Almost all of my adult life, I have been a tenant living on working class housing estates. Back in the summer of 1991, my home was a local authority council house, part of a small suburban council estate populated by mostly poor young families like my own. Of all the houses I have lived, this had by far the biggest garden and it was an ideal place for children to play. I had let one end grow wild for so that my 2 year old daughter could explore and catch grasshoppers. I was still an undergraduate, still an anarchist inspired by the music of CRASS and Dead Kennedys and activists like Emma Goldman.

One day, Leanne and I were “flying” noisily around the house when two other children who lived nearby turned up.

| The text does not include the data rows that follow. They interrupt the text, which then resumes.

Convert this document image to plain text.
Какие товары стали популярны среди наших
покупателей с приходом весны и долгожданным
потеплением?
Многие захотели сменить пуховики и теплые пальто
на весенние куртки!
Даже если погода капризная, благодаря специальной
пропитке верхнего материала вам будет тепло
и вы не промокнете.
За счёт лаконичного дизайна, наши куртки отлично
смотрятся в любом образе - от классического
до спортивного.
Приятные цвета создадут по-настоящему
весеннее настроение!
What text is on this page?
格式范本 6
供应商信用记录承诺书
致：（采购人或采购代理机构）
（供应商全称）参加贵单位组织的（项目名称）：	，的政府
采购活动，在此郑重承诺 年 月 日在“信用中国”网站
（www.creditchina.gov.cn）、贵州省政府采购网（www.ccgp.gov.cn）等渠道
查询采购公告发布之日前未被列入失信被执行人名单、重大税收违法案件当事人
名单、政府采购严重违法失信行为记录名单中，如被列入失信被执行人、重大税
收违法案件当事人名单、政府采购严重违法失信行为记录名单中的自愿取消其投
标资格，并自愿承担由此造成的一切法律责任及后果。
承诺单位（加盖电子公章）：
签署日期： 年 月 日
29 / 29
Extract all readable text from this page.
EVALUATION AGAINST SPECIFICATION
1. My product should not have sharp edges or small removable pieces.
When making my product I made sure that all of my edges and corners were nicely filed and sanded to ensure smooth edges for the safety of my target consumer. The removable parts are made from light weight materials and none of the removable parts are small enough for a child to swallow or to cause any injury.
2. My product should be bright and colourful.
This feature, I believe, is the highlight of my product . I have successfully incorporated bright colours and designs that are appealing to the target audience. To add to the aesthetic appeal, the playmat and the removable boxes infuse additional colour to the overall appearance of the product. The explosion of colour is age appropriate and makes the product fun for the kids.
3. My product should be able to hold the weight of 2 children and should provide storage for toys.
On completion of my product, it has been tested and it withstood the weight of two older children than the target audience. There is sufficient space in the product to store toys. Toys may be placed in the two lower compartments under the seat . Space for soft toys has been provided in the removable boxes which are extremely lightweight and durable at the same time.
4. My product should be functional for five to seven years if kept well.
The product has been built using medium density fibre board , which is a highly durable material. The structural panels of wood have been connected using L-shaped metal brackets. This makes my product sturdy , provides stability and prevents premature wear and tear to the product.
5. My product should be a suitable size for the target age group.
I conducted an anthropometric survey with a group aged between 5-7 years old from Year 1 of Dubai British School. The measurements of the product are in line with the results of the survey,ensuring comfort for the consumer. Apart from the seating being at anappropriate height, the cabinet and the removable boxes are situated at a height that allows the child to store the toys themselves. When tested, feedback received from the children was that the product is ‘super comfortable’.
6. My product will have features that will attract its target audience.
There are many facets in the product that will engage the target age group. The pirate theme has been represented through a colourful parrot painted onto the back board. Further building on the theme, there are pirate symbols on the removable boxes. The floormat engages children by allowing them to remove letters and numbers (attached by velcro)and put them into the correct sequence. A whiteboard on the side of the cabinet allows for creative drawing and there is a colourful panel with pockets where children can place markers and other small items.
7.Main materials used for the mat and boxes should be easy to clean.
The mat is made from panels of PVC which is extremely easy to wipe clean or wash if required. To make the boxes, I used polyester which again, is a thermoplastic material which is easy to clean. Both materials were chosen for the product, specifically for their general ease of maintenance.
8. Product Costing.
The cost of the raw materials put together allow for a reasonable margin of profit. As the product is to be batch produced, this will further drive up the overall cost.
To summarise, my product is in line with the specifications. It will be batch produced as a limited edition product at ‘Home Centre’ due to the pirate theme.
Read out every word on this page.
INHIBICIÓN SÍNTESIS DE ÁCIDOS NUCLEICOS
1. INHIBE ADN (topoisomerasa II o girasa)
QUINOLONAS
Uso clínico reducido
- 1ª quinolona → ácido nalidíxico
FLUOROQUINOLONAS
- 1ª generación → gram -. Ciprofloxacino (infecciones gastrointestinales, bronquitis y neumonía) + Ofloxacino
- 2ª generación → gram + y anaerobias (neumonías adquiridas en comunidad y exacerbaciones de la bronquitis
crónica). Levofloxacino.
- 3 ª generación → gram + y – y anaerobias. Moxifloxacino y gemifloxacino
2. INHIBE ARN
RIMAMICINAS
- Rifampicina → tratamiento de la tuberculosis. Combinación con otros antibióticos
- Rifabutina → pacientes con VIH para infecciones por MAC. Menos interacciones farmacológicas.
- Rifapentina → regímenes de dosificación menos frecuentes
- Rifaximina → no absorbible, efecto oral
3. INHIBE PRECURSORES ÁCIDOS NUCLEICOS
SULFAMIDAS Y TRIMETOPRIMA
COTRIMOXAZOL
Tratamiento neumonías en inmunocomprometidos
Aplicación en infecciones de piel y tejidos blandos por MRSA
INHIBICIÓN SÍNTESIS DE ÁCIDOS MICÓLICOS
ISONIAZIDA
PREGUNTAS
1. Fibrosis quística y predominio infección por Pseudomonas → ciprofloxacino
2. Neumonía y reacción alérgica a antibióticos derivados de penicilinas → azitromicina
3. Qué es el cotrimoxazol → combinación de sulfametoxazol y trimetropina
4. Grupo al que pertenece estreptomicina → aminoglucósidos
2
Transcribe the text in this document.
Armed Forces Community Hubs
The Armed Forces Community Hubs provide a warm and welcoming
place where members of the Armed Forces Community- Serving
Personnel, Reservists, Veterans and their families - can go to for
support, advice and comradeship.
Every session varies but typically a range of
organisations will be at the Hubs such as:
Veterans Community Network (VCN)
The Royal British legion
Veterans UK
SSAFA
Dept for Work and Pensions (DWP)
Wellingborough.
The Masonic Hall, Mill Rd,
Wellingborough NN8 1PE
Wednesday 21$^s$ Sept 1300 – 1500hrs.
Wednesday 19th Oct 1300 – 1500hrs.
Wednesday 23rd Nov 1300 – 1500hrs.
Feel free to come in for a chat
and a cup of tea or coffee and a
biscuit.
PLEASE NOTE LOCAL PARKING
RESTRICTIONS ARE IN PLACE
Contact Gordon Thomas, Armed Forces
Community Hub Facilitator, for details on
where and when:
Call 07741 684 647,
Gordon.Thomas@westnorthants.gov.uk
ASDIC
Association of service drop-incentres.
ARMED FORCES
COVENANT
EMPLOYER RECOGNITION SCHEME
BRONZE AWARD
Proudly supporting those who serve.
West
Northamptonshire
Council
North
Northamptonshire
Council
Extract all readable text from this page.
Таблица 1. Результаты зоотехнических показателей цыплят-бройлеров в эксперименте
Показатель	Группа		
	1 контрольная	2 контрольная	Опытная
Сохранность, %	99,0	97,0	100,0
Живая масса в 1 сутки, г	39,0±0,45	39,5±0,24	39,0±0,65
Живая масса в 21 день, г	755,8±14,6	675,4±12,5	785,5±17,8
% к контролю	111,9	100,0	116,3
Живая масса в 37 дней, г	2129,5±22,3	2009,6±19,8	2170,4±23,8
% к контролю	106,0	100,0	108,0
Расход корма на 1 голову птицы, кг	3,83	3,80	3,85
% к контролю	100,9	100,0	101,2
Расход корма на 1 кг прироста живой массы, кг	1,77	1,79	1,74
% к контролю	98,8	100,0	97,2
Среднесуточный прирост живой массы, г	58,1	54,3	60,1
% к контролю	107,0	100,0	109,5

By the end of that Summer, the garden was regularly host to a dozen or so local children, with our slide ‘extended’ using dustbin liners and soapy water, or whatever activity we (and I mean we) could come up with. Nobody told me I was running a playscheme, it was simply children and one or two adults having a great time together. Conflicts were resolved in the context of mutual respect and friendship.

This experience was to stand me in good stead for what I had to face when, in October 1995, my son Joel was diagnosed as having an autistic spectrum disorder. It was soon clear that the question, ‘What is the best way to educate a child with autism?’ - would require the kind of independence and single-mindedness which has become my mark. My research soon made it clear that, if anything was to be done, it had to begin at home and at once - what local authorities were offering pre-school kids with autism was quite clearly half-baked and too thin on the ground. I therefore set out to find all I could about educating children with autism - and I became Joel’s teacher.

Autism and learning

I was supported in my work with Joel by the Advanced Certificate in Special Education: Autism (Pupils) distance education course which I took through the University of Birmingham. Towards the end of the course, my tutor Dave Sherratt talked me into applying to train to teach in the early years. I think Dave had special needs in mind, but my thoughts were set firmly on mainstream, where expertise in special educational needs would seem to be a bonus given the government’s commitment to supporting early screening. I thus applied to the University of Leeds, my old haunt, and in order to support my application began voluntary work as parent helper at my daughters’ school and also in Joel’s classroom. I was then accepted by Leeds, to commence training in September 1998. In the meantime, I worked as a relief kitchen assistant in local schools before gaining a post with Kirklees Early Years Service as a relief Nursery worker.

This began perhaps the most rewarding 6 months of my life, working four days a week at Cambridge Road Day Nursery. Six months of playing with young children for a living! I took the opportunity to begin reading for the course and then attempted to bring my increasing knowledge to bear on my day-to-day work. This included resourcing the nursery for emergent writing and introducing other literacy activities such as story writing. I was also named as the person in charge of meeting the Ofsted action plan recommendations for mathematics. This involved providing activities to support the development of early addition and subtraction, such as ‘boxes’, using score sheets, and creating a ‘counting back’ calendar for library visits. However, my greatest pleasure was in encouraging the children to use the large gardens at Cambridge Road more fully.